И вот этот самый Алёшка, оказалось, и есть тот, кого надлежит мне привести в Дневной Дозор. Ему неполных пятнадцать лет, сестре же его, Даше, пошёл восемнадцатый год.
– Что ж тут сложного? – поразился я. – Разозлить мальчишку… например, местный придурок сестру его лапать станет… чтоб придурка на девку навести, магии самую капельку потребуется… а можно и вообще без магии. Придурков же повсюду много. Алёшка защищать кинется, да безуспешно, разворотят ему нос. Вот в эту-то минуту и втянуть Алёшку в Сумрак… войдёт на злости да обиде, выйдет нашим…
– Не разочаровывай меня, Андрей! – В голосе дяди Яника послышалась искренняя досада. – Кабы всё так просто было, то мы бы уже давно… Но всё очень непросто. Не всякая злость с обидой годятся. И в Сумрак он сам должен захотеть, сам тень свою поднять. А вот представь, явишься ты ему, побитому, весь такой завитой красавец и станешь возвещать про Иных, про магию… Чем дело кончится? Мало тебе столичного позора?
Да, это был удар что надо! Как оглоблей по макушке. Сразу вспомнилось то, что безуспешно пытался я вытравить из памяти.
…В оконные стёкла с размаху лупит метель, прямо как в тот злополучный день второго января. В кабинете Харальда светло – и не от свечей, а висит под потолком нестерпимо яркий белый шар чуть побольше яблока. Простая магия, но требующая постоянной подпитки силой. На полу – шкура белого медведя, по стенам развешаны всякие-разные черепа.
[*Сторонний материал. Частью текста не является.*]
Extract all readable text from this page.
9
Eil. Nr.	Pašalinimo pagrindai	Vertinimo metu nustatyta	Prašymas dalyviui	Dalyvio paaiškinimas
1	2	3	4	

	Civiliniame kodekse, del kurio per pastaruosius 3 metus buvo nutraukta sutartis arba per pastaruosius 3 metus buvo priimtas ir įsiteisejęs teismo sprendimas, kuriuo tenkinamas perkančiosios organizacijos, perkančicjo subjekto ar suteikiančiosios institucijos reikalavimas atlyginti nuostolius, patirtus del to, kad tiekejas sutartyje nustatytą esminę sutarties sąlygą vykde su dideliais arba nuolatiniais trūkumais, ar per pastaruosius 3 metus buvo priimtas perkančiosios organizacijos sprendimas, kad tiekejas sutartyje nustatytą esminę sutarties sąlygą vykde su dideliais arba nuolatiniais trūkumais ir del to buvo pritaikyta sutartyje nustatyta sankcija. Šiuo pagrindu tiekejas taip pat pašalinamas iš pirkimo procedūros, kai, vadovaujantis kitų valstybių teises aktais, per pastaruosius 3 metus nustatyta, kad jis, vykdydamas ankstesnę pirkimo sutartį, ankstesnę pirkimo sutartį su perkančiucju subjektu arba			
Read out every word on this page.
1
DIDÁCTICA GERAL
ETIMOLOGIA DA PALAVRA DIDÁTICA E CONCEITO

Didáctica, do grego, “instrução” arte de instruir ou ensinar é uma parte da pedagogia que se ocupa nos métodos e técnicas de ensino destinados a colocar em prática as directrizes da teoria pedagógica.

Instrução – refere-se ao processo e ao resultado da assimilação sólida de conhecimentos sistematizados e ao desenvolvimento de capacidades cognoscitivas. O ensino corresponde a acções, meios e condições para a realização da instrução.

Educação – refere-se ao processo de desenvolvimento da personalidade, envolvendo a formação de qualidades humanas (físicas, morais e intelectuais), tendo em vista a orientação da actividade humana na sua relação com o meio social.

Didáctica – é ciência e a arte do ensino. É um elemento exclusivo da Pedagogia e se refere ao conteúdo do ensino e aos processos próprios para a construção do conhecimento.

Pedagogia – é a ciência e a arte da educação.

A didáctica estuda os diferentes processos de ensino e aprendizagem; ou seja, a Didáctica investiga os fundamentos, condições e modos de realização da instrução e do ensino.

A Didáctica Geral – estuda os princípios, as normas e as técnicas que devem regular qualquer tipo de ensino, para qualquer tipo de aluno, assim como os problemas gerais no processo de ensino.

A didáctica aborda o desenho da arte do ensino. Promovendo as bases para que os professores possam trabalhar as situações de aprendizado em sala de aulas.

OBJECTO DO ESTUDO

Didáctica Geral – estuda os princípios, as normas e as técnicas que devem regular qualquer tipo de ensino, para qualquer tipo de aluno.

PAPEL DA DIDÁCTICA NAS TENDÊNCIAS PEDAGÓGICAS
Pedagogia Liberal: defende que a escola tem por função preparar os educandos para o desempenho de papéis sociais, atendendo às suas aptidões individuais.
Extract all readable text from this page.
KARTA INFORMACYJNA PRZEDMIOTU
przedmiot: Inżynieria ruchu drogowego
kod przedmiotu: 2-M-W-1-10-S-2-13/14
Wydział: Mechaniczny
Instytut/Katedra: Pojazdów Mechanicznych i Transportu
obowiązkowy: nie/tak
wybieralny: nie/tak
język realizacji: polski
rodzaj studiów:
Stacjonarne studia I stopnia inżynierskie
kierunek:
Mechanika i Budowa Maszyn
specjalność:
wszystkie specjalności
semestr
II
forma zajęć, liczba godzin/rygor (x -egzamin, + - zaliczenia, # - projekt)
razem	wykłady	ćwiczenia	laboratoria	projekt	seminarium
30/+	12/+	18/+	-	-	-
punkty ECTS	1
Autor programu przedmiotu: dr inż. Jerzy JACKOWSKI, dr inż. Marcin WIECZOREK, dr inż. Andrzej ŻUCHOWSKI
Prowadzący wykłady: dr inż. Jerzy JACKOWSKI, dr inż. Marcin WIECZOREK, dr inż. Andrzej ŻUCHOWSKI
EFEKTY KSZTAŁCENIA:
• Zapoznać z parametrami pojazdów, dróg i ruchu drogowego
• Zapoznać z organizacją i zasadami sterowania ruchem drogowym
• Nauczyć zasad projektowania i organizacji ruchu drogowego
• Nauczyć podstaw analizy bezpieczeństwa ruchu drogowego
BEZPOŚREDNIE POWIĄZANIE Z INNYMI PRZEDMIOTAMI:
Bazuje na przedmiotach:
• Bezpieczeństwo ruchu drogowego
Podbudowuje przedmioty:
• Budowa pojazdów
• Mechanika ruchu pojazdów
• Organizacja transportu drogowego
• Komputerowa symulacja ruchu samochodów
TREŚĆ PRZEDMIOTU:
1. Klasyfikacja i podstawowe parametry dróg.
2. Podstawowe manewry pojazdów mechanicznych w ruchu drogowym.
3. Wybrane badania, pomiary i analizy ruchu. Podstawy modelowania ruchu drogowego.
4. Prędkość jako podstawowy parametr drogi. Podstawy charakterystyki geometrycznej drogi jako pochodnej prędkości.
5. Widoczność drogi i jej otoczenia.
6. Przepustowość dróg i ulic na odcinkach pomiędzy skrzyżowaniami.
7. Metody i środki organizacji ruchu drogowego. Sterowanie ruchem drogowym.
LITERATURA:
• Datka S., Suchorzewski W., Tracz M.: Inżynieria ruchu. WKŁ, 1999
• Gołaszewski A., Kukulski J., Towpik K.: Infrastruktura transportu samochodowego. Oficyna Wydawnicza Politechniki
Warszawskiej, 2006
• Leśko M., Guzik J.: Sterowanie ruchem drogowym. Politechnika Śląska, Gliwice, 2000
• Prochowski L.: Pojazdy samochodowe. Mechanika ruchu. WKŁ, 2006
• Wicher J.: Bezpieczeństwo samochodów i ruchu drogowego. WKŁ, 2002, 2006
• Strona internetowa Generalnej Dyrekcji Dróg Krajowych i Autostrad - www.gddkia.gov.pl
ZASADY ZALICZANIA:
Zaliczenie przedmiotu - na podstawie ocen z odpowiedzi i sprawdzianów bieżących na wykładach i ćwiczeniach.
Есть тут и носорожьи, и львиные, и крокодильи (сто лет назад Харальд возглавлял Дневной Дозор в Абиссинии), ну и человеческие тоже, куда ж без них. Некоторые, кстати, и не человеческие даже, а Иных. Провинившихся. Мой проступок, правда, не таков, чтобы к Харальду на стенку, но ведь если ярость застит ему ум, то что я со своим жалким третьим рангом смогу поделать? Против Высшего-то мага? Развоплотит, развеет в глубинах Сумрака душу, а голову – в коллекцию.
Мне, конечно, следовало бухаться на колени и просить о снисхождении, как не преминул это сделать Викентий. Но не мог я переступить через свою натуру. Стоял у стола, сверлил глазами белый мех медвежьей шкуры, но пощады не просил.
– Что ж это ты, любезнейший, так жидко обгадился? – поинтересовался Харальд. Сидел он в чёрном кресле (не иначе как обтянутом кожей эфиопов), курил трубку из железного дерева. Тонкие усики его шевелились по-тараканьи, длинные пальцы сплетались и расплетались (я чувствовал истекающую из них силу), а глаза были подобны гвоздям. И не шляпками на меня направлены – остриями.